Given this year’s pre-season design and the hot-cross bun return for My Favourite Hair in the AFL’s 300th (which was slightly botched in its return owing much to the ISC template) , I’d be banking on a similar design for the new clash with the timing right for nostalgia-fuelled inspiration. I’ll say this every time I bring up clash jumpers – they need to accentuate the red rather than the black, whether that means having a red number on a white back or something like the jumper worn by some players between 1906 and 1908, which was mostly white but had red shoulder panels.
This pre-season jumper’s red back was a nice novelty (following on from the Stickman’s of 2014), but essentially meant two completely different designs on the front and back of the same jumper.
There’s a couple that could work otherwise. Some strategic maneuvering of the red and black hoops of the 140 Year Anniversary jumper – a definite title contender for the best and almost certainly the boldest St Kilda jumper of all-time – would be sensational if executed correctly.

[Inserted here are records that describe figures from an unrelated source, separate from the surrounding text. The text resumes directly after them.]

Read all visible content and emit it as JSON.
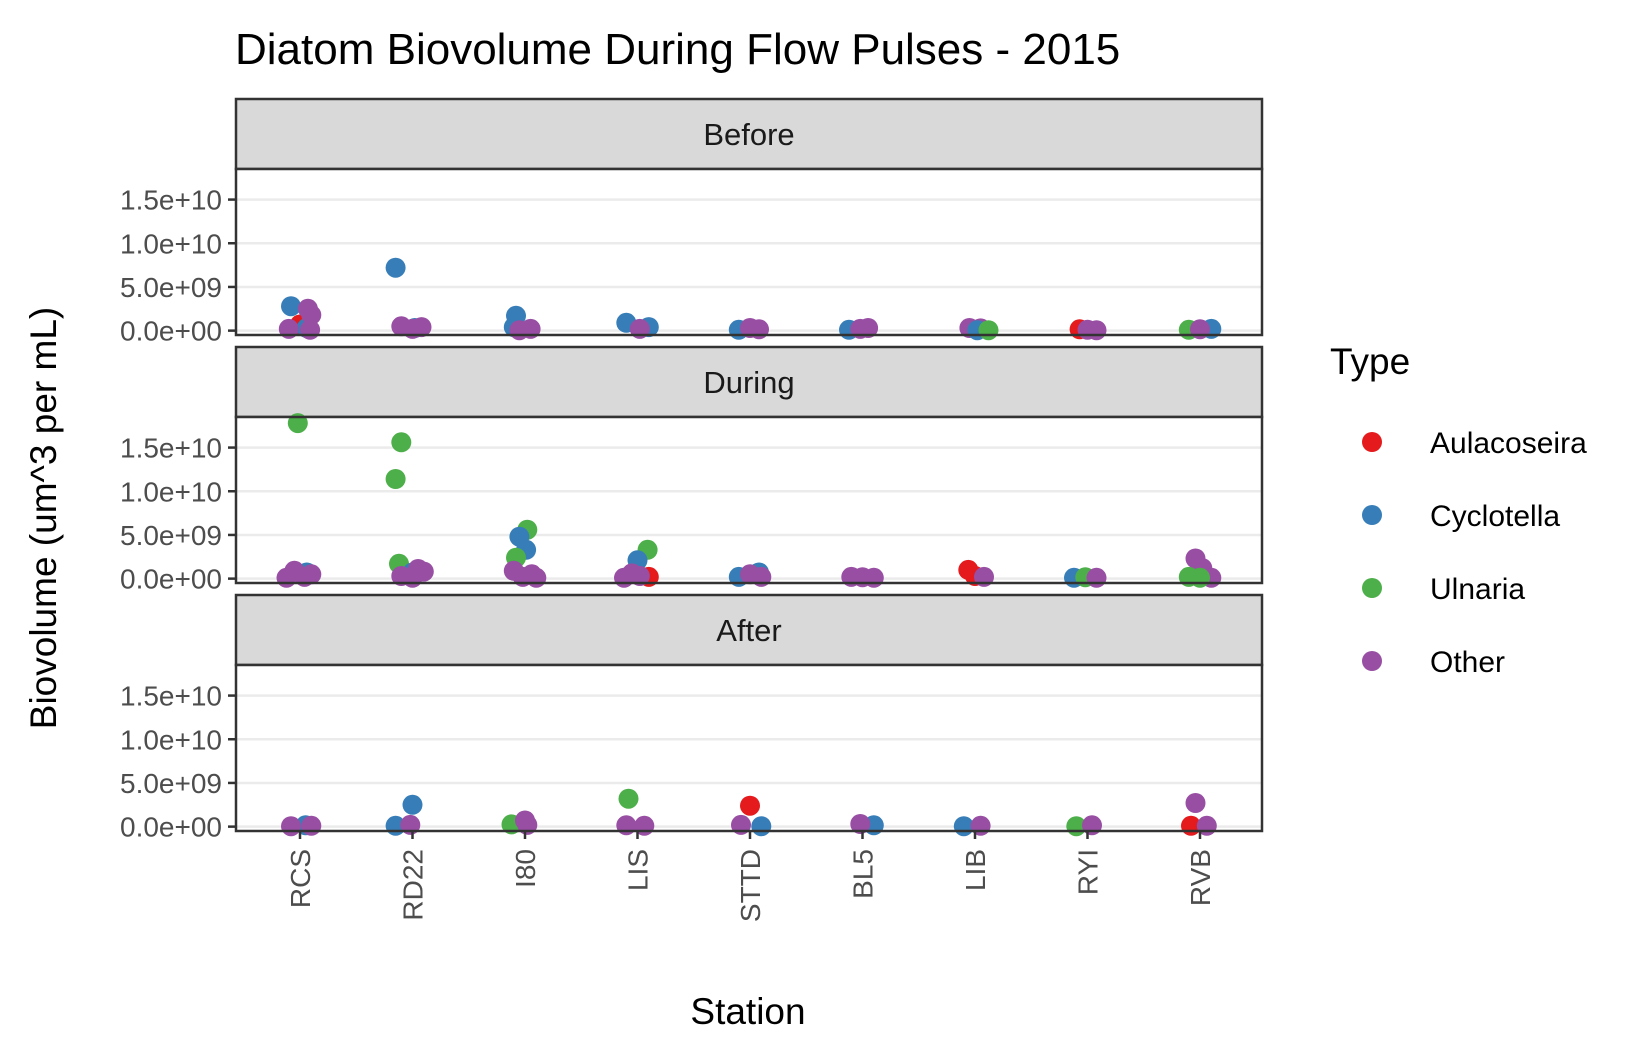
{
  "chart_data": {
    "type": "scatter",
    "title": "Diatom Biovolume During Flow Pulses - 2015",
    "xlabel": "Station",
    "ylabel": "Biovolume (um^3 per mL)",
    "categories": [
      "RCS",
      "RD22",
      "I80",
      "LIS",
      "STTD",
      "BL5",
      "LIB",
      "RYI",
      "RVB"
    ],
    "y_ticks": [
      {
        "value": 0,
        "label": "0.0e+00"
      },
      {
        "value": 5000000000,
        "label": "5.0e+09"
      },
      {
        "value": 10000000000,
        "label": "1.0e+10"
      },
      {
        "value": 15000000000,
        "label": "1.5e+10"
      }
    ],
    "ylim": [
      -500000000,
      18500000000
    ],
    "grid": true,
    "legend": {
      "title": "Type",
      "placement": "right",
      "items": [
        {
          "name": "Aulacoseira",
          "color": "#E41A1C"
        },
        {
          "name": "Cyclotella",
          "color": "#377EB8"
        },
        {
          "name": "Ulnaria",
          "color": "#4DAF4A"
        },
        {
          "name": "Other",
          "color": "#984EA3"
        }
      ]
    },
    "facets": [
      {
        "label": "Before",
        "points": [
          {
            "station": "RCS",
            "type": "Aulacoseira",
            "y": 700000000,
            "jitter": 0.0
          },
          {
            "station": "RCS",
            "type": "Cyclotella",
            "y": 2800000000,
            "jitter": -0.08
          },
          {
            "station": "RCS",
            "type": "Cyclotella",
            "y": 300000000,
            "jitter": 0.06
          },
          {
            "station": "RCS",
            "type": "Other",
            "y": 2500000000,
            "jitter": 0.07
          },
          {
            "station": "RCS",
            "type": "Other",
            "y": 1800000000,
            "jitter": 0.1
          },
          {
            "station": "RCS",
            "type": "Other",
            "y": 200000000,
            "jitter": -0.1
          },
          {
            "station": "RCS",
            "type": "Other",
            "y": 100000000,
            "jitter": 0.09
          },
          {
            "station": "RD22",
            "type": "Cyclotella",
            "y": 7200000000,
            "jitter": -0.15
          },
          {
            "station": "RD22",
            "type": "Cyclotella",
            "y": 300000000,
            "jitter": 0.02
          },
          {
            "station": "RD22",
            "type": "Other",
            "y": 500000000,
            "jitter": -0.1
          },
          {
            "station": "RD22",
            "type": "Other",
            "y": 400000000,
            "jitter": 0.08
          },
          {
            "station": "RD22",
            "type": "Other",
            "y": 200000000,
            "jitter": 0.0
          },
          {
            "station": "I80",
            "type": "Cyclotella",
            "y": 1700000000,
            "jitter": -0.08
          },
          {
            "station": "I80",
            "type": "Cyclotella",
            "y": 400000000,
            "jitter": -0.1
          },
          {
            "station": "I80",
            "type": "Other",
            "y": 200000000,
            "jitter": 0.05
          },
          {
            "station": "I80",
            "type": "Other",
            "y": 50000000,
            "jitter": -0.05
          },
          {
            "station": "LIS",
            "type": "Cyclotella",
            "y": 900000000,
            "jitter": -0.1
          },
          {
            "station": "LIS",
            "type": "Cyclotella",
            "y": 400000000,
            "jitter": 0.1
          },
          {
            "station": "LIS",
            "type": "Other",
            "y": 200000000,
            "jitter": 0.02
          },
          {
            "station": "STTD",
            "type": "Cyclotella",
            "y": 100000000,
            "jitter": -0.1
          },
          {
            "station": "STTD",
            "type": "Other",
            "y": 300000000,
            "jitter": 0.0
          },
          {
            "station": "STTD",
            "type": "Other",
            "y": 150000000,
            "jitter": 0.08
          },
          {
            "station": "BL5",
            "type": "Cyclotella",
            "y": 100000000,
            "jitter": -0.12
          },
          {
            "station": "BL5",
            "type": "Other",
            "y": 300000000,
            "jitter": 0.05
          },
          {
            "station": "BL5",
            "type": "Other",
            "y": 200000000,
            "jitter": -0.02
          },
          {
            "station": "LIB",
            "type": "Other",
            "y": 300000000,
            "jitter": -0.05
          },
          {
            "station": "LIB",
            "type": "Other",
            "y": 250000000,
            "jitter": 0.05
          },
          {
            "station": "LIB",
            "type": "Cyclotella",
            "y": 50000000,
            "jitter": 0.02
          },
          {
            "station": "LIB",
            "type": "Ulnaria",
            "y": 50000000,
            "jitter": 0.12
          },
          {
            "station": "RYI",
            "type": "Aulacoseira",
            "y": 150000000,
            "jitter": -0.07
          },
          {
            "station": "RYI",
            "type": "Other",
            "y": 100000000,
            "jitter": 0.0
          },
          {
            "station": "RYI",
            "type": "Other",
            "y": 50000000,
            "jitter": 0.08
          },
          {
            "station": "RVB",
            "type": "Ulnaria",
            "y": 100000000,
            "jitter": -0.1
          },
          {
            "station": "RVB",
            "type": "Cyclotella",
            "y": 200000000,
            "jitter": 0.1
          },
          {
            "station": "RVB",
            "type": "Other",
            "y": 150000000,
            "jitter": 0.0
          }
        ]
      },
      {
        "label": "During",
        "points": [
          {
            "station": "RCS",
            "type": "Ulnaria",
            "y": 17800000000,
            "jitter": -0.02
          },
          {
            "station": "RCS",
            "type": "Cyclotella",
            "y": 700000000,
            "jitter": 0.06
          },
          {
            "station": "RCS",
            "type": "Other",
            "y": 900000000,
            "jitter": -0.05
          },
          {
            "station": "RCS",
            "type": "Other",
            "y": 500000000,
            "jitter": 0.1
          },
          {
            "station": "RCS",
            "type": "Other",
            "y": 100000000,
            "jitter": -0.12
          },
          {
            "station": "RCS",
            "type": "Other",
            "y": 200000000,
            "jitter": 0.04
          },
          {
            "station": "RD22",
            "type": "Ulnaria",
            "y": 15600000000,
            "jitter": -0.1
          },
          {
            "station": "RD22",
            "type": "Ulnaria",
            "y": 11400000000,
            "jitter": -0.15
          },
          {
            "station": "RD22",
            "type": "Ulnaria",
            "y": 1700000000,
            "jitter": -0.12
          },
          {
            "station": "RD22",
            "type": "Cyclotella",
            "y": 700000000,
            "jitter": 0.0
          },
          {
            "station": "RD22",
            "type": "Other",
            "y": 1100000000,
            "jitter": 0.05
          },
          {
            "station": "RD22",
            "type": "Other",
            "y": 800000000,
            "jitter": 0.1
          },
          {
            "station": "RD22",
            "type": "Other",
            "y": 300000000,
            "jitter": -0.1
          },
          {
            "station": "RD22",
            "type": "Other",
            "y": 100000000,
            "jitter": 0.0
          },
          {
            "station": "I80",
            "type": "Ulnaria",
            "y": 5600000000,
            "jitter": 0.02
          },
          {
            "station": "I80",
            "type": "Cyclotella",
            "y": 4800000000,
            "jitter": -0.05
          },
          {
            "station": "I80",
            "type": "Cyclotella",
            "y": 3300000000,
            "jitter": 0.01
          },
          {
            "station": "I80",
            "type": "Ulnaria",
            "y": 2400000000,
            "jitter": -0.08
          },
          {
            "station": "I80",
            "type": "Other",
            "y": 900000000,
            "jitter": -0.1
          },
          {
            "station": "I80",
            "type": "Other",
            "y": 500000000,
            "jitter": 0.06
          },
          {
            "station": "I80",
            "type": "Other",
            "y": 200000000,
            "jitter": -0.02
          },
          {
            "station": "I80",
            "type": "Other",
            "y": 100000000,
            "jitter": 0.1
          },
          {
            "station": "LIS",
            "type": "Ulnaria",
            "y": 3300000000,
            "jitter": 0.09
          },
          {
            "station": "LIS",
            "type": "Cyclotella",
            "y": 2100000000,
            "jitter": 0.0
          },
          {
            "station": "LIS",
            "type": "Aulacoseira",
            "y": 200000000,
            "jitter": 0.1
          },
          {
            "station": "LIS",
            "type": "Other",
            "y": 600000000,
            "jitter": -0.05
          },
          {
            "station": "LIS",
            "type": "Other",
            "y": 300000000,
            "jitter": 0.02
          },
          {
            "station": "LIS",
            "type": "Other",
            "y": 100000000,
            "jitter": -0.12
          },
          {
            "station": "STTD",
            "type": "Cyclotella",
            "y": 700000000,
            "jitter": 0.08
          },
          {
            "station": "STTD",
            "type": "Cyclotella",
            "y": 200000000,
            "jitter": -0.1
          },
          {
            "station": "STTD",
            "type": "Other",
            "y": 500000000,
            "jitter": 0.0
          },
          {
            "station": "STTD",
            "type": "Other",
            "y": 200000000,
            "jitter": 0.1
          },
          {
            "station": "BL5",
            "type": "Other",
            "y": 200000000,
            "jitter": -0.1
          },
          {
            "station": "BL5",
            "type": "Other",
            "y": 150000000,
            "jitter": 0.0
          },
          {
            "station": "BL5",
            "type": "Other",
            "y": 100000000,
            "jitter": 0.1
          },
          {
            "station": "LIB",
            "type": "Aulacoseira",
            "y": 1000000000,
            "jitter": -0.06
          },
          {
            "station": "LIB",
            "type": "Aulacoseira",
            "y": 300000000,
            "jitter": 0.0
          },
          {
            "station": "LIB",
            "type": "Other",
            "y": 200000000,
            "jitter": 0.08
          },
          {
            "station": "RYI",
            "type": "Cyclotella",
            "y": 100000000,
            "jitter": -0.12
          },
          {
            "station": "RYI",
            "type": "Ulnaria",
            "y": 150000000,
            "jitter": -0.02
          },
          {
            "station": "RYI",
            "type": "Other",
            "y": 100000000,
            "jitter": 0.08
          },
          {
            "station": "RVB",
            "type": "Other",
            "y": 2300000000,
            "jitter": -0.04
          },
          {
            "station": "RVB",
            "type": "Other",
            "y": 1200000000,
            "jitter": 0.02
          },
          {
            "station": "RVB",
            "type": "Other",
            "y": 100000000,
            "jitter": 0.1
          },
          {
            "station": "RVB",
            "type": "Ulnaria",
            "y": 200000000,
            "jitter": -0.1
          },
          {
            "station": "RVB",
            "type": "Ulnaria",
            "y": 100000000,
            "jitter": 0.0
          }
        ]
      },
      {
        "label": "After",
        "points": [
          {
            "station": "RCS",
            "type": "Cyclotella",
            "y": 150000000,
            "jitter": 0.05
          },
          {
            "station": "RCS",
            "type": "Other",
            "y": 50000000,
            "jitter": -0.08
          },
          {
            "station": "RCS",
            "type": "Other",
            "y": 100000000,
            "jitter": 0.1
          },
          {
            "station": "RD22",
            "type": "Cyclotella",
            "y": 2500000000,
            "jitter": 0.0
          },
          {
            "station": "RD22",
            "type": "Cyclotella",
            "y": 100000000,
            "jitter": -0.15
          },
          {
            "station": "RD22",
            "type": "Other",
            "y": 200000000,
            "jitter": -0.02
          },
          {
            "station": "I80",
            "type": "Ulnaria",
            "y": 250000000,
            "jitter": -0.12
          },
          {
            "station": "I80",
            "type": "Other",
            "y": 700000000,
            "jitter": 0.0
          },
          {
            "station": "I80",
            "type": "Other",
            "y": 200000000,
            "jitter": 0.02
          },
          {
            "station": "LIS",
            "type": "Ulnaria",
            "y": 3200000000,
            "jitter": -0.08
          },
          {
            "station": "LIS",
            "type": "Other",
            "y": 150000000,
            "jitter": -0.1
          },
          {
            "station": "LIS",
            "type": "Other",
            "y": 100000000,
            "jitter": 0.06
          },
          {
            "station": "STTD",
            "type": "Aulacoseira",
            "y": 2400000000,
            "jitter": 0.0
          },
          {
            "station": "STTD",
            "type": "Cyclotella",
            "y": 50000000,
            "jitter": 0.1
          },
          {
            "station": "STTD",
            "type": "Other",
            "y": 200000000,
            "jitter": -0.08
          },
          {
            "station": "BL5",
            "type": "Cyclotella",
            "y": 150000000,
            "jitter": 0.1
          },
          {
            "station": "BL5",
            "type": "Other",
            "y": 300000000,
            "jitter": -0.02
          },
          {
            "station": "LIB",
            "type": "Cyclotella",
            "y": 50000000,
            "jitter": -0.1
          },
          {
            "station": "LIB",
            "type": "Other",
            "y": 100000000,
            "jitter": 0.05
          },
          {
            "station": "RYI",
            "type": "Ulnaria",
            "y": 50000000,
            "jitter": -0.1
          },
          {
            "station": "RYI",
            "type": "Other",
            "y": 150000000,
            "jitter": 0.04
          },
          {
            "station": "RVB",
            "type": "Other",
            "y": 2700000000,
            "jitter": -0.04
          },
          {
            "station": "RVB",
            "type": "Aulacoseira",
            "y": 100000000,
            "jitter": -0.08
          },
          {
            "station": "RVB",
            "type": "Other",
            "y": 100000000,
            "jitter": 0.06
          }
        ]
      }
    ]
  }
}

Either way, the key here is the balance of red and white over making it essentially a white jumper with a bit of black and negligible amount of white. The teams we clash with are darker teams – Essendon, Melbourne, Collingwood, Carlton, Richmond, Port Adelaide, etc. and particularly when it comes to teams with black or navy in them we have been at risk of essentially half the jumper looking like the opposition. Red needs to be throughout the jumper, not just shifted to one side like the tri-panel. Despite the jumper itself being a good design, from one side, BJ’s mark in the 2010 Grand Final is taken by a player in a white jumper with a black stripe playing against a team wearing black and white stripes.
This is where a hooped jumper might work, or red cuffs and red numbers. It also brings a version of the hot-cross bun into play, say for instance with red chest panels (a lá the original) and then white below the horizontal bar of the cross, perhaps with the red coming back over the shoulder and creating a mostly red and white design with more than enough black to remind you who exactly you’re watching, rather than what could be any team wearing a white jumper.
Or perhaps this might be the chance to finally bring in a red, yellow and black clash jumper?